Im Juli geriet die Top Ten der beliebtesten Internetzeitschriften durcheinander:
Das lag daran, daß die Informationsgemeinschaft zur Feststellung
der Verbreitung von Werbeträgern (IVW) ein neues Zählverfahren
einführte, um größere Klarheit bei der Ermittlung der
Online-Nutzung zu erreichen. Attestierte die IVW Focus Online noch im
Juni über 190 Millionen sogenannte "Page Impressions",
sank die Zugriffsrate im September auf nurmehr ein Achtel der Summe,
läppische 25 Millionen Zugriffe. Wie konnte es sein, daß
Focus Online monatelang unangefochtener Spitzenreiter unter den Online-Medien
war und die Nummer Zwei Coupe, die es mit der Veröffentlichung
nackter Tatsachen auf immerhin 62 Millionen Page Impressions gebracht
hatte, locker um 300 Prozent überflügelte, schließlich
so jäh abstürzte?
Hinter Focus Online steckte zu diesem Zeitpunkt nicht die Online-Version
der Zeitschrift Focus, sondern vor allem das Auktionshaus E-Bay und
der Autohändler Autoscout24. Schlüsselte man die Einzelangebote
auf, so entfielen nur rund 30 Millionen Seitenabrufe auf die Online-Ausgabe
des Magazins Focus. Der Löwenanteil geht mit rund 132 Millionen
Seitenabrufen auf das Auktionshaus E-Bay. Die IVW entschloß sich
- den Wirklichkeitssinn der Werbeindustrie im Nacken - solcherlei Quoten-Schummel
nicht mehr länger tatenlos zuzuschauen und die Nutzungszahlen von
Focus Online aufs realistische Normalmaß zu schrumpfen. Netzwerke
wie die, die man durch die Homepage von Focus Online findet, müssen
nun seit Juli alle Einzelangebote innerhalb einer Kooperation, die über
eine eigene Adresse im Internet verfügen, samt Nutzungszahlen bei
der IVW ausweisen.
In den beiden darauffolgenden Monaten rückte Focus Online erst
einmal nicht mit den Zahlen heraus, um im September gewissermaßen
ohne großes Aufsehen "bei Null" anfangen zu können.
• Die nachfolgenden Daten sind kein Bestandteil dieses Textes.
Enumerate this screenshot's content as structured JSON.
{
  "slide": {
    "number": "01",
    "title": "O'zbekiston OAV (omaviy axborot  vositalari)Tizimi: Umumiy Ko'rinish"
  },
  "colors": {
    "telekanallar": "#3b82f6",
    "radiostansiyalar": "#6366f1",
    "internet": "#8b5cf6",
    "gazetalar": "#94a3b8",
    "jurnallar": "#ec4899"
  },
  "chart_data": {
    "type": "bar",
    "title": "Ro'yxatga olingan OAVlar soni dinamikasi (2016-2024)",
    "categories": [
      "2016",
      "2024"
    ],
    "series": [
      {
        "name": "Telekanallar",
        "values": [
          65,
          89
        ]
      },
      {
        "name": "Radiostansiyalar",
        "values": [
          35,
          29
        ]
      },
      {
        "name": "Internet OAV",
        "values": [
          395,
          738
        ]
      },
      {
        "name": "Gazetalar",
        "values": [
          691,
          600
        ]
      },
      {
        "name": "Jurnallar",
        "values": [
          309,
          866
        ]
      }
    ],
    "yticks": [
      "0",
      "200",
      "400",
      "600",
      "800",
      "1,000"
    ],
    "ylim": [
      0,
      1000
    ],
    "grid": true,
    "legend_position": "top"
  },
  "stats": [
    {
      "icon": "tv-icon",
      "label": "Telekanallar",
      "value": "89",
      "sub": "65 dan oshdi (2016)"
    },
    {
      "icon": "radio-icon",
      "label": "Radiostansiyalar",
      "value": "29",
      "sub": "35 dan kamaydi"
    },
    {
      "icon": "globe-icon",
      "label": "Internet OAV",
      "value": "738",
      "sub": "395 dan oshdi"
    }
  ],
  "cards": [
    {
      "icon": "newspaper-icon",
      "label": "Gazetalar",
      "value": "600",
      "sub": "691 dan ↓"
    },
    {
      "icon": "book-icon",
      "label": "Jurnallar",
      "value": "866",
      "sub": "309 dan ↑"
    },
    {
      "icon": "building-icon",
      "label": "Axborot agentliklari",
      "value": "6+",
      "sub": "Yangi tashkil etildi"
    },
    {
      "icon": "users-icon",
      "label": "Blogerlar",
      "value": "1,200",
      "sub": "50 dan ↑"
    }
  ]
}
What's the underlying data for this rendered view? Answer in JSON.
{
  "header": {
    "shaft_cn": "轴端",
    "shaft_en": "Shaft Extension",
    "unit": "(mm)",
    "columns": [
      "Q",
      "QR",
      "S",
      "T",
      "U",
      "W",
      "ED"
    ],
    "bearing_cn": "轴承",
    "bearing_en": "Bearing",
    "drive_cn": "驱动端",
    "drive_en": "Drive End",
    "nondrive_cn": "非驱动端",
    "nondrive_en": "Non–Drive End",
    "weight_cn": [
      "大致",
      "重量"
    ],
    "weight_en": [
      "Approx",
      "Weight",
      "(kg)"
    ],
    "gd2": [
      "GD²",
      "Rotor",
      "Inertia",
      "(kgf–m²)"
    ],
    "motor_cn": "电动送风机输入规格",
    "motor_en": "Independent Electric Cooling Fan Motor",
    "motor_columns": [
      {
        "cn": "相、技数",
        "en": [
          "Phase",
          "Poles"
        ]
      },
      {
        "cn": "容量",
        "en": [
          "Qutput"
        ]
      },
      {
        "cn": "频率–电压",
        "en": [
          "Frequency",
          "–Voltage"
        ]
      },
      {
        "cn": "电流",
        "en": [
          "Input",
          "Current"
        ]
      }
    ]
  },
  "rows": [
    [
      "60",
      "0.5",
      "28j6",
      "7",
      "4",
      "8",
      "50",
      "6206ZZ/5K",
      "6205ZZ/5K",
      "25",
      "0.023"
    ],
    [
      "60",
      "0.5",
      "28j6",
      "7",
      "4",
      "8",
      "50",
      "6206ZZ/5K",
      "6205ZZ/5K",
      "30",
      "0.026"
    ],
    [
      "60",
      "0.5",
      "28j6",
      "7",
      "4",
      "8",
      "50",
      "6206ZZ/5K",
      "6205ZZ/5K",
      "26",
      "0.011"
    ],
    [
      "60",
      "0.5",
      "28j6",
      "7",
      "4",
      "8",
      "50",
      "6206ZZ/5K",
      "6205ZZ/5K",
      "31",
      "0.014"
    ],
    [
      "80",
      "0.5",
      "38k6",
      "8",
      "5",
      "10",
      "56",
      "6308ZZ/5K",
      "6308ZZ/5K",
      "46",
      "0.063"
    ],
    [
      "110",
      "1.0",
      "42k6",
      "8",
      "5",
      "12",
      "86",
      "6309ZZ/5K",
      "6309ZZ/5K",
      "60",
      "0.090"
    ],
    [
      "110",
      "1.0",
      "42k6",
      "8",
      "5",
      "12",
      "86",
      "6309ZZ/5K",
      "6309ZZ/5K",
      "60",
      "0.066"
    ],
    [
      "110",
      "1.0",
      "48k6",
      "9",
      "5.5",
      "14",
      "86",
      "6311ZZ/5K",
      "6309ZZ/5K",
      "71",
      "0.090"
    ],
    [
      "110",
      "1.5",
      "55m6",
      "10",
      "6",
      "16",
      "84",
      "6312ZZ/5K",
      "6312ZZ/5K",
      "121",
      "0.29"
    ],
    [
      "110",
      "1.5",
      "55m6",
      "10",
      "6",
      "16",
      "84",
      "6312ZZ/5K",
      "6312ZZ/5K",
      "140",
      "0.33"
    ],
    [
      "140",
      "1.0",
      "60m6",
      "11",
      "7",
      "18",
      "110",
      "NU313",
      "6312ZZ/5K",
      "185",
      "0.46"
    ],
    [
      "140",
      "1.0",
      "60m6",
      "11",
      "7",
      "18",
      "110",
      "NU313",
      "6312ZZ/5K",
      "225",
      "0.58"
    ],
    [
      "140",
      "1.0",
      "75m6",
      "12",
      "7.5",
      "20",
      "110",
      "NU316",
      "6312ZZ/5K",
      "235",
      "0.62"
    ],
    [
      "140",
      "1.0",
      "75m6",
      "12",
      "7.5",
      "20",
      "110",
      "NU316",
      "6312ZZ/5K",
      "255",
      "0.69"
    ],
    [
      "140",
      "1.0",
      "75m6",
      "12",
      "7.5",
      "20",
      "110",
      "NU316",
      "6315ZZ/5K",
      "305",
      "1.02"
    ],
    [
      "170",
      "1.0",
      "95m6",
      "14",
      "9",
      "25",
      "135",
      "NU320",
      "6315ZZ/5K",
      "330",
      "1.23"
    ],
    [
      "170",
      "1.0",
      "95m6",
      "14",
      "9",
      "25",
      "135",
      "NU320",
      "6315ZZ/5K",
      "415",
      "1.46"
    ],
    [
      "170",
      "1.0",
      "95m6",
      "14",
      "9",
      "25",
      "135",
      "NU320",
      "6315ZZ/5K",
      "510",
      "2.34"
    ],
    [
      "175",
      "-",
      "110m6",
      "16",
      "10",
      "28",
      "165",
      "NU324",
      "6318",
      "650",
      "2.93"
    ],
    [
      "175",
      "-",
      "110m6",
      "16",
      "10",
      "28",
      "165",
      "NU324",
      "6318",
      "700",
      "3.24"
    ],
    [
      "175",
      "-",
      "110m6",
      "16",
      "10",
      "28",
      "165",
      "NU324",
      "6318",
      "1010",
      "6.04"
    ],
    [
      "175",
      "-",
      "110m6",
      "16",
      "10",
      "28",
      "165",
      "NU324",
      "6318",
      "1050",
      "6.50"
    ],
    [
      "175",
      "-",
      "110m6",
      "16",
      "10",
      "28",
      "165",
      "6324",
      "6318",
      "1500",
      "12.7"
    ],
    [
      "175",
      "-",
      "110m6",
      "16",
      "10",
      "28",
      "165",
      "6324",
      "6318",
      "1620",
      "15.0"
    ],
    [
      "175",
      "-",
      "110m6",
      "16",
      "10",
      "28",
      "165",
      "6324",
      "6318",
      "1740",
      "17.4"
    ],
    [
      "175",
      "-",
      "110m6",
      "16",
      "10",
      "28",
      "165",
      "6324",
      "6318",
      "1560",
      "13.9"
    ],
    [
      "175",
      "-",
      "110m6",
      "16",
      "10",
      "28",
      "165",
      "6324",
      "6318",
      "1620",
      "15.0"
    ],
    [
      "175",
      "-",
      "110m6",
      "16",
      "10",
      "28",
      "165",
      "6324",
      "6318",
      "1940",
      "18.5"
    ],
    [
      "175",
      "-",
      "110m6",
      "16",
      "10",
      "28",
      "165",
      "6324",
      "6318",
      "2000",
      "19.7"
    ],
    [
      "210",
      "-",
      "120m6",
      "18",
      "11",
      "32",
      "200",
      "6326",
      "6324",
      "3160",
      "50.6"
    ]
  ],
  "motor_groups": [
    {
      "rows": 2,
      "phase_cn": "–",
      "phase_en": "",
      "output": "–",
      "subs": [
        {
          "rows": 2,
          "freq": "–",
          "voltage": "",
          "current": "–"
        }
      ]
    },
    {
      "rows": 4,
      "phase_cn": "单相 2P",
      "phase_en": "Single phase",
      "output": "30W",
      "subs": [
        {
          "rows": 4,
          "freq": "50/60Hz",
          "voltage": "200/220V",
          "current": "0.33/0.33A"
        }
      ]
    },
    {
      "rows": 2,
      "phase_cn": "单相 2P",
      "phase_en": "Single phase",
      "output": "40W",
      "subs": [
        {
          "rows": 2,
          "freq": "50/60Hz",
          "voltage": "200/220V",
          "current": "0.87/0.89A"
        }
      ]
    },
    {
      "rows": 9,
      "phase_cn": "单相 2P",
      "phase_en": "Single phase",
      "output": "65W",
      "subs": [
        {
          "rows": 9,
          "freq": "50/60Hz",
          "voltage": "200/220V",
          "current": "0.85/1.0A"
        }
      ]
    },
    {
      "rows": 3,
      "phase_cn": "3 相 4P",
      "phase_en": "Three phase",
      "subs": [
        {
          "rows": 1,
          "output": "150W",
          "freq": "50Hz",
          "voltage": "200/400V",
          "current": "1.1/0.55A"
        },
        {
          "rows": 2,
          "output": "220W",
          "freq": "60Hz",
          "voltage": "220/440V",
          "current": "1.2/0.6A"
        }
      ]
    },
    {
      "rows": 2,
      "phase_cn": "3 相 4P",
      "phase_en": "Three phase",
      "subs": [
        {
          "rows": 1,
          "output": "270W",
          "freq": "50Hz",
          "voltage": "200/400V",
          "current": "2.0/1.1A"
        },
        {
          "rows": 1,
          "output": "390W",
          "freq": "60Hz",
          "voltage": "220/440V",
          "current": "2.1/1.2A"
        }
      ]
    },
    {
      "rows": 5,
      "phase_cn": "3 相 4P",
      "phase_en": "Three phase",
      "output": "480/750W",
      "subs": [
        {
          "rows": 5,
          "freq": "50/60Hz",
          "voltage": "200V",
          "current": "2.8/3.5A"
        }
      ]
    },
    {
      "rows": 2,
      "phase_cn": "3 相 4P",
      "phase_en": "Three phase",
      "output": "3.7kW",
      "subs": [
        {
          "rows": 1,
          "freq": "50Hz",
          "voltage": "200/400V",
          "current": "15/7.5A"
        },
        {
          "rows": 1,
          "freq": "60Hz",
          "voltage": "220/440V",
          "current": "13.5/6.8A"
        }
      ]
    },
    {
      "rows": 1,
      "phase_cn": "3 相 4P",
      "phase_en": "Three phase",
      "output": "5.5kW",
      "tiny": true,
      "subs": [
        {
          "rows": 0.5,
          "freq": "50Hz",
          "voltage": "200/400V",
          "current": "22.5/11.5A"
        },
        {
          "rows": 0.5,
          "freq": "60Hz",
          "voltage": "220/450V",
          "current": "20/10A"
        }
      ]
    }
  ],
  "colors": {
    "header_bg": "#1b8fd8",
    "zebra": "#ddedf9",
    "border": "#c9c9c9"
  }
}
Focus Online mußte auch nicht als einziges Internet-Magazin Federn
lassen. Die Verfolger Coupe und Praline, die sich immerzu mit Seitenabrufen
von Netzwerkpartnern geschmückt hatten, verloren ebenfalls Auflage
aufgrund der neuen Transparenz. Die IVW zählt einen "Page
Visit", wenn ein Nutzer Kontakt mit einer bestimmten Webadresse
aufnimmt. "Page Impressions" sind bei der IVW die Summe der
Abrufe inhaltlicher Angebote des Internetauftritts. Beide Werte zusammen
vermitteln laut IVW einen Eindruck von der Intensität, mit der
ein Text-Angebot genutzt wird.
Seit der Umstellung des Zählverfahrens, das vom Interactive Advertising
Center in München im Auftrag der IVW geleitet wird, nähern
sich die Nutzungszahlen des Online-Pärchens an (siehe Grafik auf
S. 17 oben). Während Focus Online in den Monaten September und
Oktober noch "leicht" vorne lag - gemessen an dem um rund
190 Millionen Zugriffe hochgeschummelten Vorsprung im Juni -, zog Spiegel
Online an seinem Konkurrenten im November erstmals vorbei, was die gezählten
Page Impressions angeht.
Nachdem nun halbwegs faire Spielregeln hergestellt sind, geht der Wettbewerb
um das bessere Online-Angebot unter realistischen Bedingungen weiter.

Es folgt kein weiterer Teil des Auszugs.